En réalité, toutes les solutions envisagées vont dans le même sens : répondre aux exigences des marchés financiers, qui ont une large part de responsabilité dans la crise que nous traversons et qui exigent toujours plus, en demandant une réduction des dettes et des dépenses publiques de chaque pays. Nous nous opposons fermement à ces propositions qui visent à un peu plus de régulation, mais aucunement à se défaire de la logique destructrice qui anime ces marchés.

De plus, la façon dont sont abordées les modalités de coordination des politiques économiques européennes, loin de favoriser la nécessaire concertation et la coopération entre les États membres, privilégie au contraire une approche autoritaire et antidémocratique, tant elle est éloignée du contrôle des institutions élues de chaque pays.

La semaine dernière, en prélude à la réunion de ce Conseil européen, des événements hautement significatifs ont eu lieu : plusieurs réunions, à seize ou à vingt-sept, des ministres européens de l’économie et des finances et, surtout, l’adoption par l’Allemagne, la Grande-Bretagne, l’Espagne et les Pays-Bas de projets de budgets qui rivalisent dans la rigueur et l’austérité, la France s’arrogeant la palme, avec l’annonce d’une réduction de 100 milliards d’euros en trois ans de son déficit public et la suppression, entre autres, de 100 000 postes de fonctionnaires, alors que l’Allemagne ne propose d’en supprimer que 15 000, tout en annonçant la réduction de son déficit de 80 milliards d’euros en quatre ans.

Ainsi, malgré une apparence de désordre, des décisions cohérentes et lourdes de conséquences ont été prises.

Lundi dernier, à Luxembourg, pour contrer les risques de contagion de la crise grecque et donner l’impression de vouloir résister à la pression des marchés financiers, les ministres des finances ont finalisé, dans la douleur, les modalités d’application du Fonds européen de stabilité financière. Il est destiné à venir en aide, avec le concours exigeant du Fonds monétaire international, aux pays de la zone euro qui en auraient besoin.
Mais ce mécanisme est pervers, car il consiste à emprunter de l’argent auprès des marchés financiers – toujours eux ! – pour voler au secours d’un pays aux abois. Il concrétise ainsi une nouvelle soumission de l’Union européenne à ces marchés.

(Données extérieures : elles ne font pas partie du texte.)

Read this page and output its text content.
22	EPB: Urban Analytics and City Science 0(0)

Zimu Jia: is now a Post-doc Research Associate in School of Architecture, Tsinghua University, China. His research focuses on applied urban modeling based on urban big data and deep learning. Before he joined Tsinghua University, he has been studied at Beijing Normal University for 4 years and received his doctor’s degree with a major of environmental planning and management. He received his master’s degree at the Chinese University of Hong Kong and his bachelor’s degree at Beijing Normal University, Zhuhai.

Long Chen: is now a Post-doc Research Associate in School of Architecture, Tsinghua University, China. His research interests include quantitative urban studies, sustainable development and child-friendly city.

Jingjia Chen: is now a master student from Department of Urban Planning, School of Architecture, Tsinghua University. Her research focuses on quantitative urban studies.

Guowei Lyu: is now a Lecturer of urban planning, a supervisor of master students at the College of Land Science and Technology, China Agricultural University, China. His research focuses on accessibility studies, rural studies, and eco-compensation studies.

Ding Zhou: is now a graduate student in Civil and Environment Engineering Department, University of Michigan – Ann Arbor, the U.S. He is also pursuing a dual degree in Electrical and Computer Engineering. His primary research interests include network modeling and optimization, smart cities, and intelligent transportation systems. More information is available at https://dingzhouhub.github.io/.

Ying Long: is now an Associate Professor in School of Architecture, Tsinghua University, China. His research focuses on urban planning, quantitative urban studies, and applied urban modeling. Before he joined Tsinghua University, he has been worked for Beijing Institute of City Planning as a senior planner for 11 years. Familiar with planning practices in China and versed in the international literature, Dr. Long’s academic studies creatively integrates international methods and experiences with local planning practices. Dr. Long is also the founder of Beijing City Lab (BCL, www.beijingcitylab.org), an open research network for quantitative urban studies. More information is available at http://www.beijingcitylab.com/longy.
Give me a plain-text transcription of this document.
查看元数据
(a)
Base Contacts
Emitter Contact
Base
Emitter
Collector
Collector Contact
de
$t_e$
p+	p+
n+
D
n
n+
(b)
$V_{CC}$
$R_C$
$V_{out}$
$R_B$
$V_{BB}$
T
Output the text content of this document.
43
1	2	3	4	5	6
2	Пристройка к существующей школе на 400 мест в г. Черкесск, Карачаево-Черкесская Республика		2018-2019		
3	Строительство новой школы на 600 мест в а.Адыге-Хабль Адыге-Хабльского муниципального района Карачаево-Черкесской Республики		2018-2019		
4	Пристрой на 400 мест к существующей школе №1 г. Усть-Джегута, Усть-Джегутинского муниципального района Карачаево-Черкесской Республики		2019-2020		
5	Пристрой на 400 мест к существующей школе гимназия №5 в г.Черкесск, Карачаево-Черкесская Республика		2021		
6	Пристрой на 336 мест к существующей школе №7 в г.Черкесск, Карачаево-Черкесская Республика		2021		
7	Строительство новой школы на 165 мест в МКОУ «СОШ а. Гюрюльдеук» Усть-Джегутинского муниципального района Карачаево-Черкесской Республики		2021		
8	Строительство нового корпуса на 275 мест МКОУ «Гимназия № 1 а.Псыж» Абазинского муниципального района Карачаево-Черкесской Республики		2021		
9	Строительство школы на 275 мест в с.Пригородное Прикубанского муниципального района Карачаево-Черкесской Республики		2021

Les ministres des finances se sont également entendus sur les grandes lignes d’une réforme du pacte dit « de stabilité et de croissance ».
Il s’agit en réalité de dangereuses mesures de durcissement d’une discipline conforme à l’orthodoxie budgétaire du libéralisme économique. Ces dispositions ne s’attaquent pas à la racine du mal. Elles ne sont pas adaptées à la gravité de la situation et sont souvent contre-productives. Il est ainsi prévu de renforcer le pacte de stabilité et de croissance, alors qu’il n’est qu’un corset bridant les dépenses publiques utiles et les budgets sociaux !
Tous ces plans d’austérité budgétaire, loin de ramener l’endettement public à un niveau acceptable, risquent au contraire d’asphyxier les économies, en appauvrissant le plus grand nombre, de les faire plonger dans la récession et le chômage massif avec, en prime, moins de recettes fiscales et plus d’endettement public.

Nombre d’économistes tirent pourtant la sonnette d’alarme. Je pense notamment à Joseph Stiglitz, prix Nobel d’économie, ou encore à Éric Heyer, directeur adjoint à l’Observatoire français des conjonctures économiques, ce dernier estimant qu’« avec les mesures d’austérité, on court à la catastrophe ». Mais rien n’y fait !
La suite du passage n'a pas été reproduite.